Miss America visits Maryland prison to promote inmate education program Pageant queen sees link between illiteracy, crime

March 18, 1997|By Edward Lee | Edward Lee,SUN STAFF

Tara Dawn Holland, the reigning Miss America, visited the Maryland Correctional Institution for Women in Jessup yesterday to promote an education program for inmates.

"Everybody is a person, and everybody has a soul and a spirit," the 24-year-old Kansan told a group of inmates. "Whether you're the president of the United States or a third-grader, every person deserves the right to get a good education."

The visit was part of Holland's national effort to promote literacy. She sees a particular link between illiteracy and crime.

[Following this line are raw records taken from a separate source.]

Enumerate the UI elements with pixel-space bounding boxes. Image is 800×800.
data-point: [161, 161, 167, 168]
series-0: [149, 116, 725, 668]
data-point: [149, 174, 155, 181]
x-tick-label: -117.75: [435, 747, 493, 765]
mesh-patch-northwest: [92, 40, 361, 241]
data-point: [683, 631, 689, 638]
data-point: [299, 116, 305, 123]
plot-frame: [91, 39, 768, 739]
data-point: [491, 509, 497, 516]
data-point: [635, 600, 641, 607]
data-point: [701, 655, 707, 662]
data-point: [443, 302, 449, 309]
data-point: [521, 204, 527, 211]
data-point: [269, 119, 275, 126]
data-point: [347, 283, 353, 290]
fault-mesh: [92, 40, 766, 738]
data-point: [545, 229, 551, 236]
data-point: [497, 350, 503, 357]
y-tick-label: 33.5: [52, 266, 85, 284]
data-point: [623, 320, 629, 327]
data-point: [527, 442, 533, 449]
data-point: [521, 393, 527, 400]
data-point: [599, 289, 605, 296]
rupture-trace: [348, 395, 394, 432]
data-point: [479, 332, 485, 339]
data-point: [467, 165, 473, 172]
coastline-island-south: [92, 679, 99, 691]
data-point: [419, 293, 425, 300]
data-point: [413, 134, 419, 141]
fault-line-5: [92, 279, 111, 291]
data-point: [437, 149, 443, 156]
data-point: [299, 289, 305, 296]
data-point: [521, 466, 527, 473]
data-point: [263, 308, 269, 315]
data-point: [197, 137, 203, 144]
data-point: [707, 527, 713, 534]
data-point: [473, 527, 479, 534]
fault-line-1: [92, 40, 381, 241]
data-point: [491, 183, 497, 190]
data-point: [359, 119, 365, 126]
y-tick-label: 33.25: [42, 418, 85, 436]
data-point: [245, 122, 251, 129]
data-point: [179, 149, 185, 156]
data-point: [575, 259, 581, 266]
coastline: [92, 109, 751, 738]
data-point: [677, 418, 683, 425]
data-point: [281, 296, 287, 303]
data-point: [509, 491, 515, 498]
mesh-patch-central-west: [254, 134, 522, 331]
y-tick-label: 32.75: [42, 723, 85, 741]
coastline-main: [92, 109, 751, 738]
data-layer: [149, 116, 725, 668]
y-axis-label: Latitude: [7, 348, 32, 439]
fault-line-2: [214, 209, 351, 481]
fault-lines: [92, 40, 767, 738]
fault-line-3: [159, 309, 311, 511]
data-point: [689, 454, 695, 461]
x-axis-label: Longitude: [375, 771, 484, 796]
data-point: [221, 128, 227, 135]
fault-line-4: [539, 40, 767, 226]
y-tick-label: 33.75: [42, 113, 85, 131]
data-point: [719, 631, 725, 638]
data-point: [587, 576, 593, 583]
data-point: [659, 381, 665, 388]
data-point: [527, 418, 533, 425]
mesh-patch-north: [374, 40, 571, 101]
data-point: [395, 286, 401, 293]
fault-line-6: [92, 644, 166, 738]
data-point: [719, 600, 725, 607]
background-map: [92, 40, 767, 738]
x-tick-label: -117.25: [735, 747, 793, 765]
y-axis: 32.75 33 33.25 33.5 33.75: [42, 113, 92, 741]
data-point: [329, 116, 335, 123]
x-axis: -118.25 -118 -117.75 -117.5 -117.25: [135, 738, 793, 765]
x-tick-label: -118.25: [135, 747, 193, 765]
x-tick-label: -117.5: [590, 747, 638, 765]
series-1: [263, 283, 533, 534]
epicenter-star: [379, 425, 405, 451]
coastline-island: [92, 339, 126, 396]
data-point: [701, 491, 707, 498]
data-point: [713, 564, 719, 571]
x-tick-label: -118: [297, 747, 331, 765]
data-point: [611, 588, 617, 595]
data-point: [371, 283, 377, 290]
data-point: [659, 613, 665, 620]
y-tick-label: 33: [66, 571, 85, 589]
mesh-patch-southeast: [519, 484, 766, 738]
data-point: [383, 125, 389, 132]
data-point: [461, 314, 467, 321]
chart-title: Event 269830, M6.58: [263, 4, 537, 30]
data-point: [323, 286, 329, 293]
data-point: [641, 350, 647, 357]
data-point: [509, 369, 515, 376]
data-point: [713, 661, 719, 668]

"Parents pass on their inability to read and write to their children," Holland said. "Others are forced into crime, welfare and homelessness because they cannot read or write well enough to find and keep a job."

The state prison system's education program attracts 200 of this prison's 800 inmates with instruction for General Educational Development (GED) certificates and classes in office technology and family relationships. It also provides classes for students who cannot read, write or do arithmetic.

And for prisoners, it provides something even more valuable -- hope.

Sandra Linkous, a 34-year-old from Bowie, told Holland and her entourage -- including Susan Alexander, this year's Miss Maryland -- that she hated the idea of prison when she was sentenced for drug possession.

"But now, I think the best thing the judge could've done was put me in here," Linkous said, because education has made her realize she can do something worthwhile with her life.

Another prisoner, Karen Williams, 32, said she had never been motivated to do anything -- until now. "I bust my butt to get up early in the morning to go to school," said Williams, who violated probation twice. "This is my only hope."

Beverly Harshberger, 40, has been in prison 15 years -- she declined to say for what -- and could not read, write or add before she enrolled in the education program. Now, she is learning. "If it wasn't for the staff to give me the courage to go on " she trailed off. "I just thank them."

Holland told the students that she was touched by their stories and offered one of her own.

She said the choreographer of last year's Miss America pageant had prosthetic legs. When another choreographer asked him why he had chosen a profession that depended on his legs, he replied, "Because that's the one thing that everybody told me I couldn't do."

Holland added: "I can only imagine what people have said to you. I'm here to tell you that you can reach your dream. This is your ticket. Keep working at it."

Literacy has been Holland's interest since she learned at age 15 that someone in her family -- she declined to identify the relative -- was illiterate. At Florida State University, she was president of the Campus Alliance for Literacy and one of President Bush's 1,000 Points of Light.

As Miss America since September, she travels 20,000 miles a month to increase awareness about illiteracy.

At Jessup, many of the inmates seem to have gotten the literacy message. In addition to the 200 enrolled in the education program, at least 40 students are on waiting lists for specific academic and vocational courses.

The struggle at this prison is to serve all the inmates seeking education. The state Department of Education provided $10,000 this year, but the school must frequently seek outside contributions, said its principal, Edna H. Crosby.

John P. Linton, director of correctional education, added: "We're used to being an invisible program. But we feel that illiteracy is a serious obstacle for people trying to move away from the prison and back into the community."